PIB uploads article claiming none of six Indian companies working on COVID-19 vaccine will have it ready before 2021, later removes mention of year
The statement deleted from the article on PIB contradicted the Indian Council of Medical Research's plan to launch a vaccine by 15 August this year.
The Press Information Bureau on Sunday published, and later deleted, a statement that no vaccines against COVID-19 could be ready for mass use before 2021. The statement, which contradicts the Indian Council of Medical Research's plan to launch a vaccine by 15 August this year, was a part of an article written by TV Venkateswaran, a scientist at Vigyan Prasar, an autonomous organisation under the Union government's department of science and technology.
Speaking to Firstpost, Venkateswaran said that while the statement was a part of the original article, the line was removed as the year was 'not the point of the article.'
Venkateswaran told Firstpost, "The main purpose of the article was to explain in simple language how the two vaccines that are being developed in India (COVAXIN and ZyCov-D) work. When I said that the vaccines will not be available before 2021, it was a statement that was based on certain facts. Even if we have a drug today, we would need about 12 crore doses of it in order for it to reach even 10 percent of the population. One cannot produce 12 crore doses of a drug merely by waving a magic wand. In that sense, the statement in the article was a very ordinary one. However, the PIB most likely thought that such a firm statement might unnecessarily confuse the public, and so they edited it out."

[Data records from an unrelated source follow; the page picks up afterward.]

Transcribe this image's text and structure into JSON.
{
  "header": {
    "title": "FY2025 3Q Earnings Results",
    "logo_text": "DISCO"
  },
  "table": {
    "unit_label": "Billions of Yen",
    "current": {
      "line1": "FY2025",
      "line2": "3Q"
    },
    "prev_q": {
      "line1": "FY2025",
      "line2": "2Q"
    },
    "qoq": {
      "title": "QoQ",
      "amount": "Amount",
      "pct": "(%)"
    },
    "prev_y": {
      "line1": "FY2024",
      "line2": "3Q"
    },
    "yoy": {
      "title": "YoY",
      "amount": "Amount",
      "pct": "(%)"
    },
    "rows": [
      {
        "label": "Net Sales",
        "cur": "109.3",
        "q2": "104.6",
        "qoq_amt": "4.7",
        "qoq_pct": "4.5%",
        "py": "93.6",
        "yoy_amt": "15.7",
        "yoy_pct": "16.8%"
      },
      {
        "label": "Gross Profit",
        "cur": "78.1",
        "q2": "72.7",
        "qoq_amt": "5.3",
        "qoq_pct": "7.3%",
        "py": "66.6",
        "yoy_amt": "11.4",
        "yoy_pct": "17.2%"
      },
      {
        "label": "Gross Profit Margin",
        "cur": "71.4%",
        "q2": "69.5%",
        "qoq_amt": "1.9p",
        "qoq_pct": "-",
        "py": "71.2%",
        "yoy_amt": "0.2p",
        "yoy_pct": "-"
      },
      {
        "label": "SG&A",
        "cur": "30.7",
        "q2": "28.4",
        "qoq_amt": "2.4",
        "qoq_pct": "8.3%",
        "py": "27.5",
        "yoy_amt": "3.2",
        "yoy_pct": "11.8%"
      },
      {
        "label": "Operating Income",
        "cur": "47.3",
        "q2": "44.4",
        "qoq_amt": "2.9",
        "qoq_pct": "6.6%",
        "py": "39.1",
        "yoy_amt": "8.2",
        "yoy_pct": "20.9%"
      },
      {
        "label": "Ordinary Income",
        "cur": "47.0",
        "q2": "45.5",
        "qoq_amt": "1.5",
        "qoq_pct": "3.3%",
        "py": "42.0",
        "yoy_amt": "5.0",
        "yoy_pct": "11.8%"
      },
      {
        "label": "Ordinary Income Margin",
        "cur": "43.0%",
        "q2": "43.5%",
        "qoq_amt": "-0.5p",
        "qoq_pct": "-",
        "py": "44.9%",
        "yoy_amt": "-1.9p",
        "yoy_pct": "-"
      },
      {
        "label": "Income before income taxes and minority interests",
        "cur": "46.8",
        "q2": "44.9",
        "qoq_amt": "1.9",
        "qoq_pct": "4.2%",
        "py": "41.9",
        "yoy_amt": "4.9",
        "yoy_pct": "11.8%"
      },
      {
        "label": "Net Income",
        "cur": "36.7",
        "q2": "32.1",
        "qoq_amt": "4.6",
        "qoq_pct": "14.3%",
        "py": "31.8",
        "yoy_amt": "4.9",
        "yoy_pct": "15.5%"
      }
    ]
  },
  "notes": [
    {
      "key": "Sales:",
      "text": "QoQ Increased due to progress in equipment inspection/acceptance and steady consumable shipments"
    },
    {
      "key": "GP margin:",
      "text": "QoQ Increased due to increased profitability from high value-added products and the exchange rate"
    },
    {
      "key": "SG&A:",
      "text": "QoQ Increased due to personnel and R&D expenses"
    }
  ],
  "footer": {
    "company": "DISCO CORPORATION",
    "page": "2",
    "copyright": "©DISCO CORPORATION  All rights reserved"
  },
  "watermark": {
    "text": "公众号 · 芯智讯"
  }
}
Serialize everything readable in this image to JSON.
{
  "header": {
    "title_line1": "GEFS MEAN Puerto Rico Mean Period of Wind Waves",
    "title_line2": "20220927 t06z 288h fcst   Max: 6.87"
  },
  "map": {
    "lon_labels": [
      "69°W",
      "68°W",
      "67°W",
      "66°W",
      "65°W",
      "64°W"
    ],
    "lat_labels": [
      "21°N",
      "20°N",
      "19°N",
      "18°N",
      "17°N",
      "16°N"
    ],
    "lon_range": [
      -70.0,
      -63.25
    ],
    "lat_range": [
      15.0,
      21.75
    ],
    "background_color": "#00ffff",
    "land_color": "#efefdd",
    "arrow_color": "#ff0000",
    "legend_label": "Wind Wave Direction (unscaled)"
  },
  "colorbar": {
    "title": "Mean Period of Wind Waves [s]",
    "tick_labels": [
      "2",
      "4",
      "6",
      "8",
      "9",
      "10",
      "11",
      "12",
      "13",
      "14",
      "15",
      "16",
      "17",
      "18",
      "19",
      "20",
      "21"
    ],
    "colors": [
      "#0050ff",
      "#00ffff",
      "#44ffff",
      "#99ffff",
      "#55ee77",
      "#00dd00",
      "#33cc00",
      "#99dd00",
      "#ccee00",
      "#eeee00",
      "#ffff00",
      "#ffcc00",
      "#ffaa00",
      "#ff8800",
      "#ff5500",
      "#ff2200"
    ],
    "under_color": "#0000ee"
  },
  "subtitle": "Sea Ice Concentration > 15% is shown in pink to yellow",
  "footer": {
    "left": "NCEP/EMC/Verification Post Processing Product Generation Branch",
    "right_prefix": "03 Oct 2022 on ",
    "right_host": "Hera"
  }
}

However, in the original article, the statement in question was not made in the context of the challenges in producing a certain number of doses of the vaccine. The paragraph before the line in question had mentioned that globally, 140 vaccines against COVID-19 are under various stages of development.

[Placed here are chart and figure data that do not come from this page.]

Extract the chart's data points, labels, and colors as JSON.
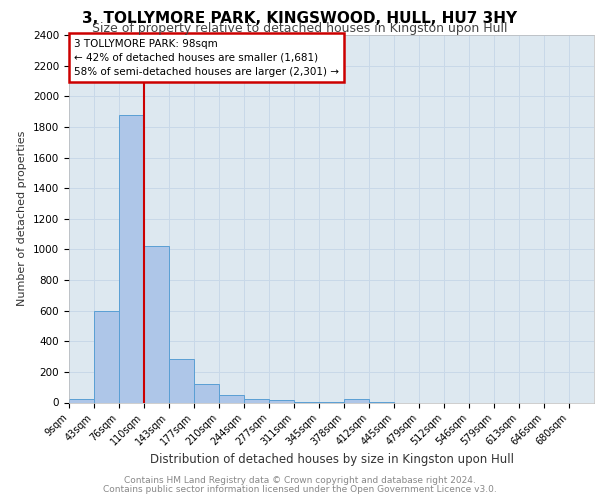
{
  "title1": "3, TOLLYMORE PARK, KINGSWOOD, HULL, HU7 3HY",
  "title2": "Size of property relative to detached houses in Kingston upon Hull",
  "xlabel": "Distribution of detached houses by size in Kingston upon Hull",
  "ylabel": "Number of detached properties",
  "footnote1": "Contains HM Land Registry data © Crown copyright and database right 2024.",
  "footnote2": "Contains public sector information licensed under the Open Government Licence v3.0.",
  "annotation_title": "3 TOLLYMORE PARK: 98sqm",
  "annotation_line1": "← 42% of detached houses are smaller (1,681)",
  "annotation_line2": "58% of semi-detached houses are larger (2,301) →",
  "bar_labels": [
    "9sqm",
    "43sqm",
    "76sqm",
    "110sqm",
    "143sqm",
    "177sqm",
    "210sqm",
    "244sqm",
    "277sqm",
    "311sqm",
    "345sqm",
    "378sqm",
    "412sqm",
    "445sqm",
    "479sqm",
    "512sqm",
    "546sqm",
    "579sqm",
    "613sqm",
    "646sqm",
    "680sqm"
  ],
  "bar_values": [
    20,
    600,
    1875,
    1025,
    285,
    120,
    50,
    25,
    15,
    2,
    2,
    20,
    2,
    0,
    0,
    0,
    0,
    0,
    0,
    0,
    0
  ],
  "bar_color": "#aec6e8",
  "bar_edge_color": "#5a9fd4",
  "grid_color": "#c8d8e8",
  "background_color": "#dde8f0",
  "red_line_x": 2.5,
  "ylim": [
    0,
    2400
  ],
  "yticks": [
    0,
    200,
    400,
    600,
    800,
    1000,
    1200,
    1400,
    1600,
    1800,
    2000,
    2200,
    2400
  ],
  "annotation_box_color": "#ffffff",
  "annotation_border_color": "#cc0000",
  "red_line_color": "#cc0000",
  "title1_fontsize": 11,
  "title2_fontsize": 9,
  "ylabel_fontsize": 8,
  "xlabel_fontsize": 8.5,
  "footnote_fontsize": 6.5,
  "tick_fontsize": 7.5,
  "xtick_fontsize": 7
}
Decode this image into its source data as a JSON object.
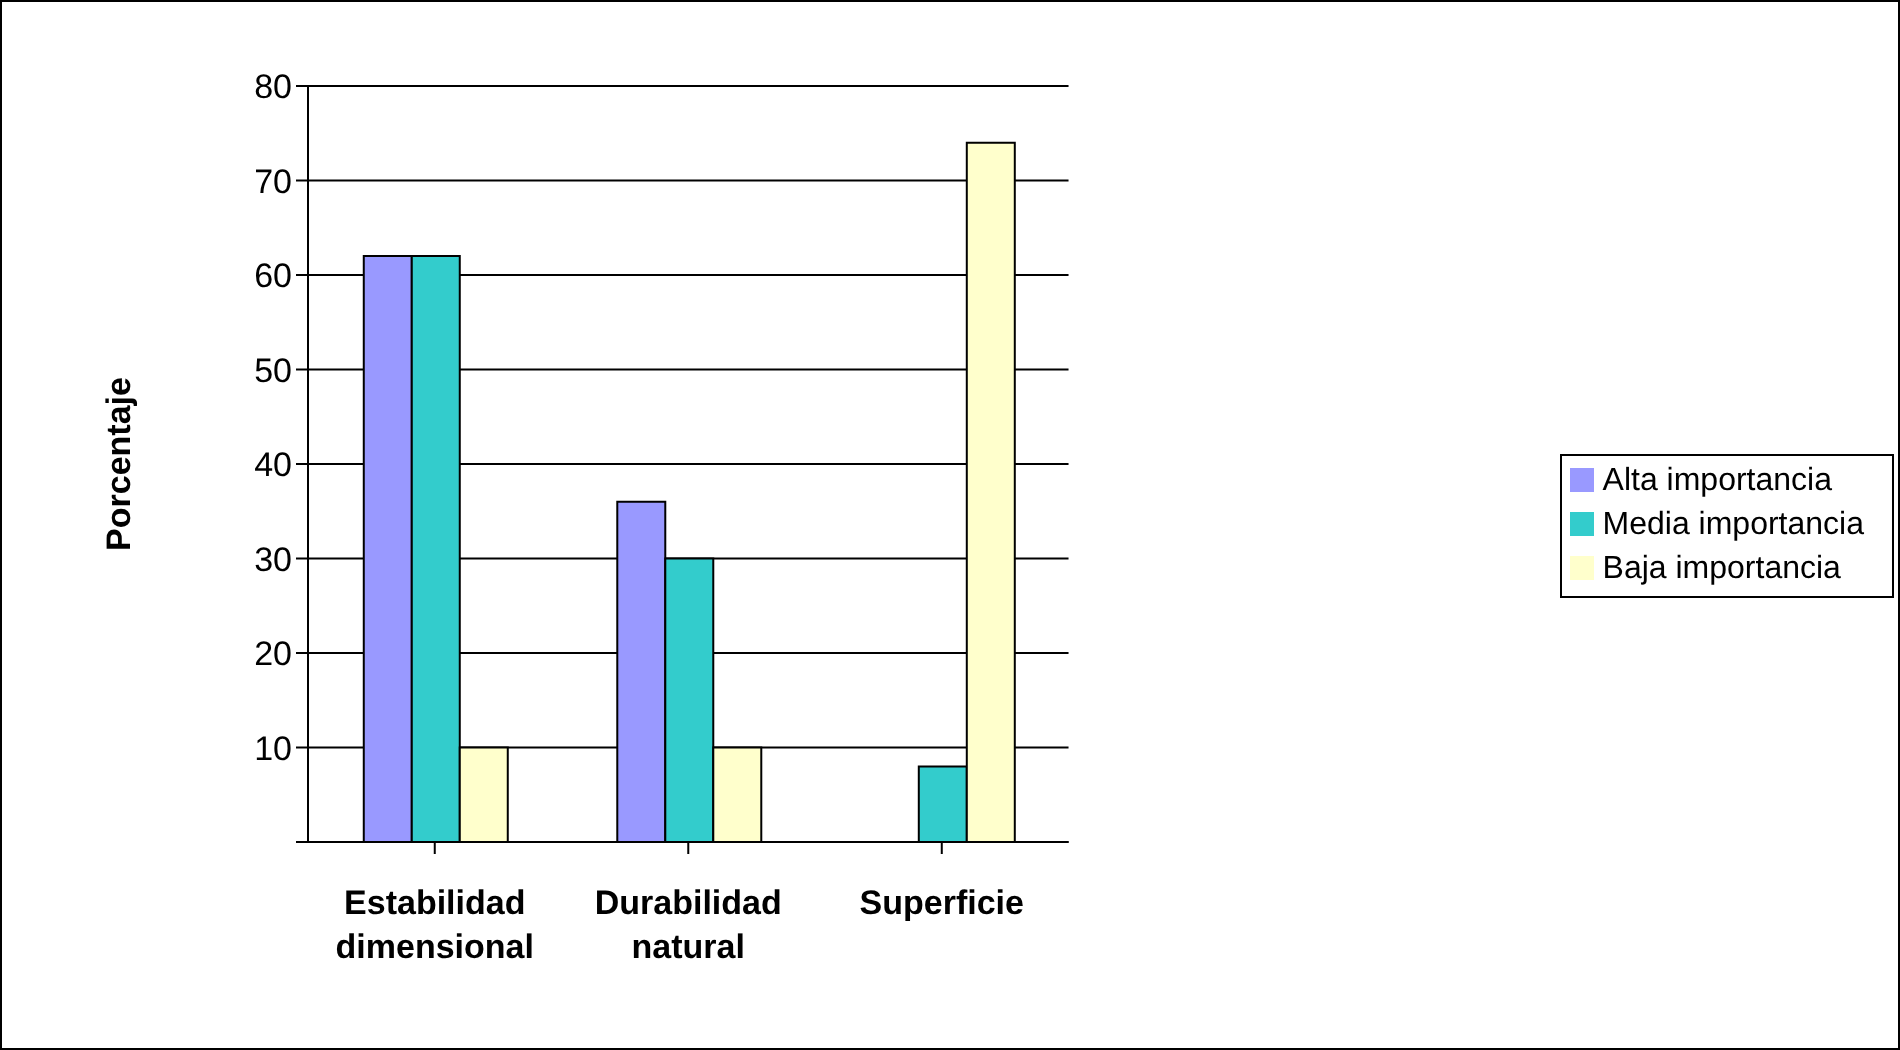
{
  "chart_data": {
    "type": "bar",
    "ylabel": "Porcentaje",
    "categories": [
      "Estabilidad dimensional",
      "Durabilidad natural",
      "Superficie"
    ],
    "series": [
      {
        "name": "Alta importancia",
        "color": "#9999ff",
        "values": [
          62,
          36,
          0
        ]
      },
      {
        "name": "Media importancia",
        "color": "#33cccc",
        "values": [
          62,
          30,
          8
        ]
      },
      {
        "name": "Baja importancia",
        "color": "#ffffcc",
        "values": [
          10,
          10,
          74
        ]
      }
    ],
    "ylim": [
      0,
      80
    ],
    "yticks": [
      {
        "value": 0,
        "label": null
      },
      10,
      20,
      30,
      40,
      50,
      60,
      70,
      80
    ],
    "grid": "y",
    "legend": "right"
  }
}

In the next paragraph, the author spoke about the scenario in India. He wrote, "Parallelly, Indian institutions have also engaged in R&D for the development of vaccines in India. With the primary scientific inputs coming from institutions like Pune based ICMR Institution, National Institute of Virology and Hyderabad based CSIR institution Center for Cellular and Molecular Biology, six Indian companies are working on a vaccine for COVID-19. Along with the two Indian vaccines, COVAXIN and ZyCov-D, the world over, 11 out of 140 vaccine candidates have entered the human trials. None of these vaccines is unlikely to be ready for mass use before 2021. (sic)"
Following is a screenshot of the original article:
In the article that is now publicly available on the PIB's website, the underlined sentence has been removed.

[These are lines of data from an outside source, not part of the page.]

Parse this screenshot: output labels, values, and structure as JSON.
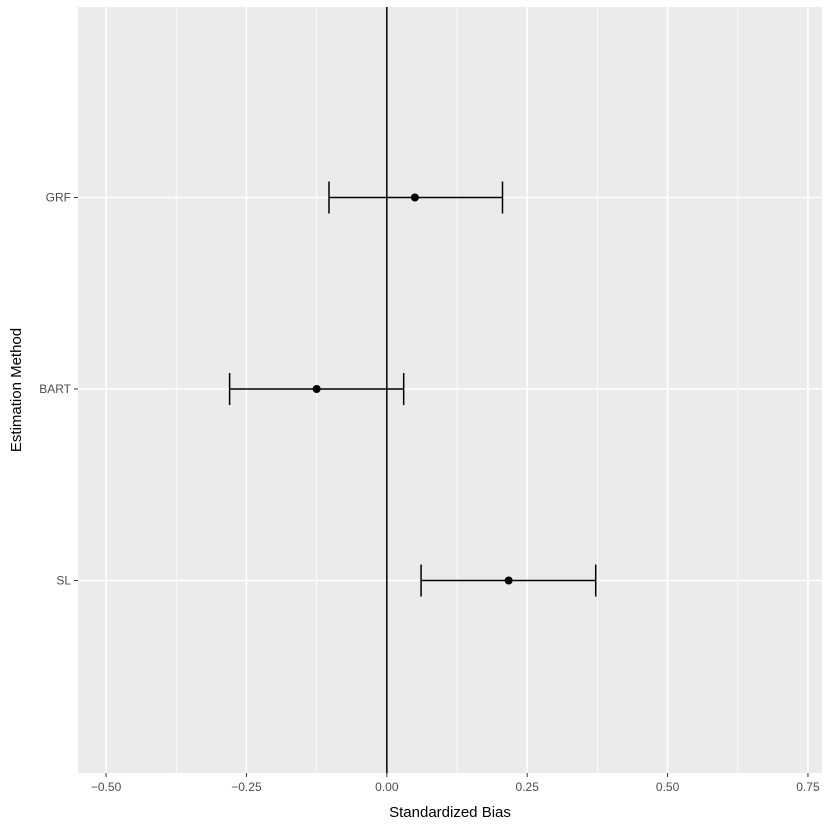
{
  "chart_data": {
    "type": "errorbar",
    "orientation": "horizontal",
    "xlabel": "Standardized Bias",
    "ylabel": "Estimation Method",
    "xlim": [
      -0.55,
      0.775
    ],
    "x_ticks": [
      -0.5,
      -0.25,
      0.0,
      0.25,
      0.5,
      0.75
    ],
    "x_tick_labels": [
      "−0.50",
      "−0.25",
      "0.00",
      "0.25",
      "0.50",
      "0.75"
    ],
    "categories": [
      "GRF",
      "BART",
      "SL"
    ],
    "points": [
      {
        "method": "GRF",
        "estimate": 0.05,
        "lower": -0.103,
        "upper": 0.206
      },
      {
        "method": "BART",
        "estimate": -0.125,
        "lower": -0.28,
        "upper": 0.03
      },
      {
        "method": "SL",
        "estimate": 0.217,
        "lower": 0.061,
        "upper": 0.372
      }
    ],
    "reference_line_x": 0,
    "grid": true,
    "colors": {
      "panel": "#ebebeb",
      "grid": "#ffffff",
      "marks": "#000000"
    }
  }
}
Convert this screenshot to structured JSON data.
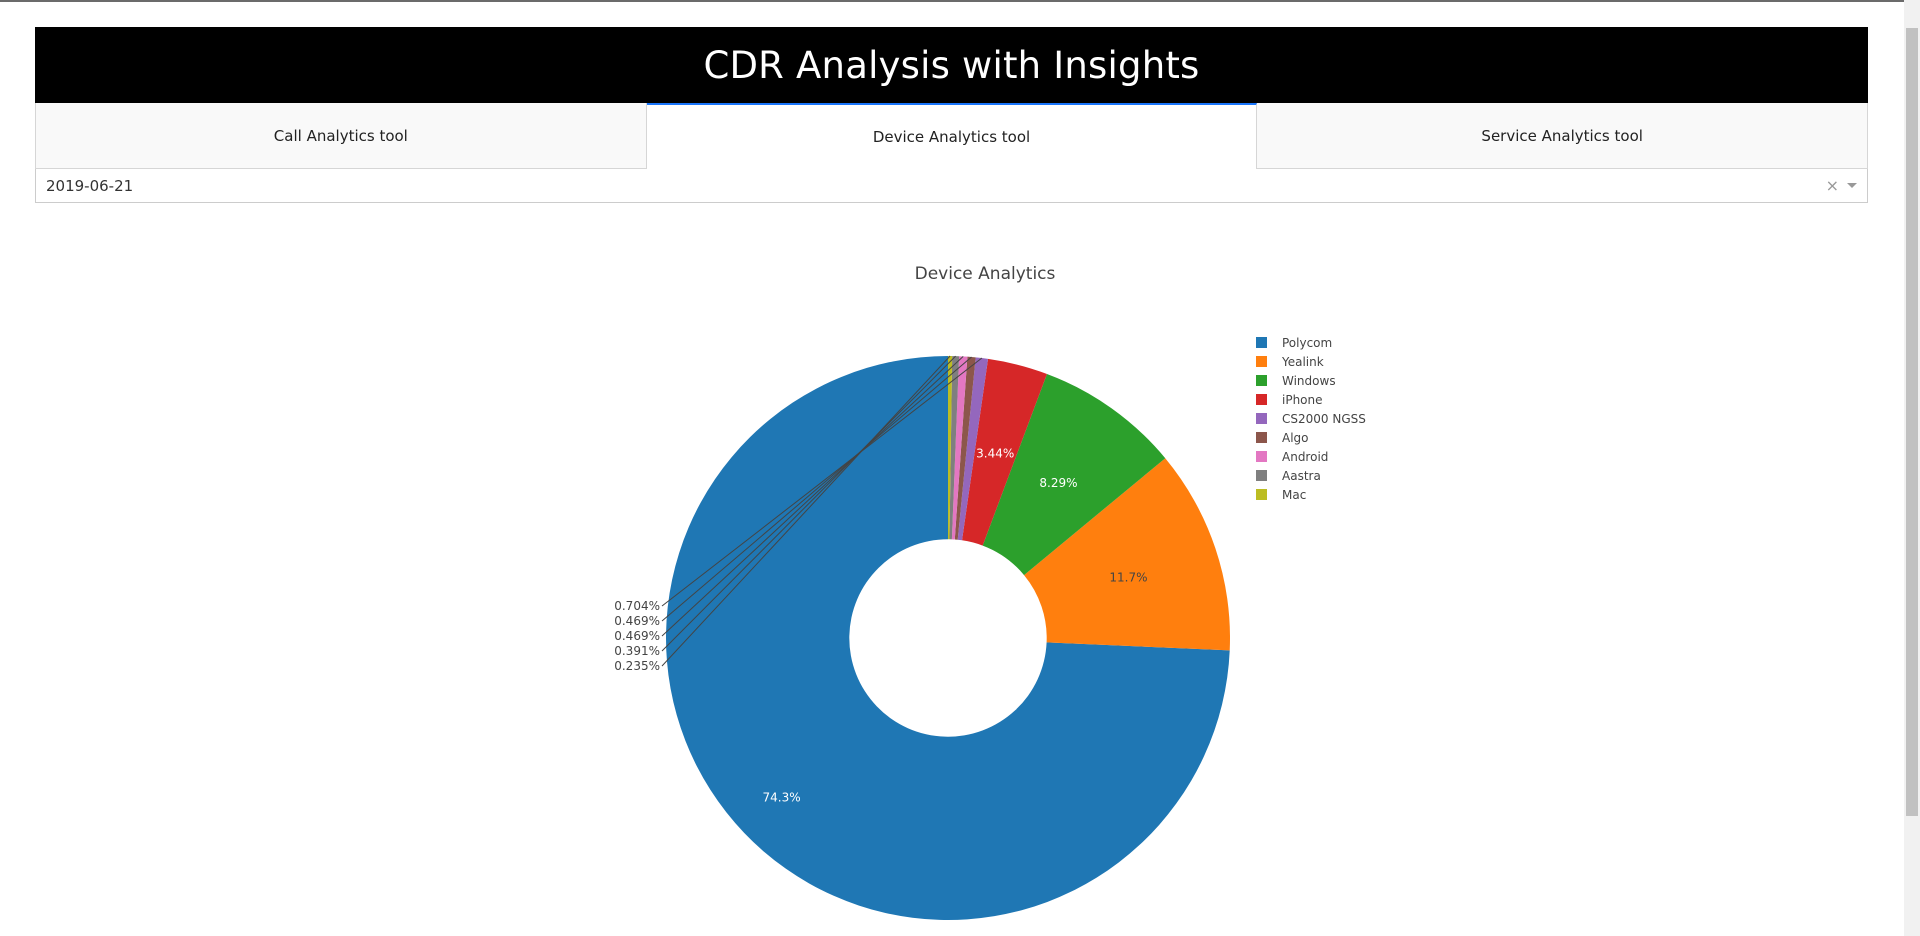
{
  "header": {
    "title": "CDR Analysis with Insights"
  },
  "tabs": [
    {
      "label": "Call Analytics tool",
      "selected": false
    },
    {
      "label": "Device Analytics tool",
      "selected": true
    },
    {
      "label": "Service Analytics tool",
      "selected": false
    }
  ],
  "date_dropdown": {
    "value": "2019-06-21",
    "clear_icon": "close-icon",
    "arrow_icon": "chevron-down-icon"
  },
  "chart_data": {
    "type": "pie",
    "title": "Device Analytics",
    "hole": 0.35,
    "legend_position": "right",
    "slices": [
      {
        "label": "Polycom",
        "percent": 74.3,
        "text": "74.3%",
        "color": "#1f77b4"
      },
      {
        "label": "Yealink",
        "percent": 11.7,
        "text": "11.7%",
        "color": "#ff7f0e"
      },
      {
        "label": "Windows",
        "percent": 8.29,
        "text": "8.29%",
        "color": "#2ca02c"
      },
      {
        "label": "iPhone",
        "percent": 3.44,
        "text": "3.44%",
        "color": "#d62728"
      },
      {
        "label": "CS2000 NGSS",
        "percent": 0.704,
        "text": "0.704%",
        "color": "#9467bd"
      },
      {
        "label": "Algo",
        "percent": 0.469,
        "text": "0.469%",
        "color": "#8c564b"
      },
      {
        "label": "Android",
        "percent": 0.469,
        "text": "0.469%",
        "color": "#e377c2"
      },
      {
        "label": "Aastra",
        "percent": 0.391,
        "text": "0.391%",
        "color": "#7f7f7f"
      },
      {
        "label": "Mac",
        "percent": 0.235,
        "text": "0.235%",
        "color": "#bcbd22"
      }
    ]
  }
}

On 4 July, Venkateswaran also wrote an article on the news website The Federal, in which he spoke in detail about the process of conducting the clinical trial of COVAXIN. He wrote, "The public information available in the Clinical Trial Registry of India (CTRI) indicates that the follow ups of the trial will be carried on Day 14, Day 28, Day 104 and Day 194, that is about six months. The whole effort may take a year and three months according to the submission made by Bharat Biotech."
Elaborating on the above statement, Venkateswaran told Firstpost, "If Bharat Biotech (which is developing the vaccine) says that the process will take a year and three months, who am I to counter or question it? I have no role in that."
At the heart on the ongoing controversy is a letter written by the ICMR to Bharat Biotech on 2 July, in which it stated that it is "envisaged to launch the vaccine for public health use latest by 15 August." Several experts have questioned whether a vaccine launched at such a short deadline would compromise standards of safety and efficacy.
As of now, Bharat Biotech have not commented on whether it is feasible to launch the vaccine on 15 August, instead of the original deadline of one year and three months. However, speaking to Firstpost, Dr Chandrasekhar Gillurkar, one of the investigators in the clinical trial, said, "It will be difficult to finish the trials by 15 August. However, the results of Phase 1 of the trial, and a general inclination of the results of Phase 2 can become known by that date. The government can get an initial idea about the safety and immunogenicity (ability of a foreign substance to provoke an immune response in the human body) of the vaccine by that deadline. Even after 15 August, the various processes involved in the trial will go on."
When asked whether it would be correct to claim that the vaccine would be ready for public health use by 15 August, Gillurkar said, "No, it is difficult to say that. However, once we submit our report, the government will take a decision on what action to take on it. Everything depends on what the results of the clinical trials will be."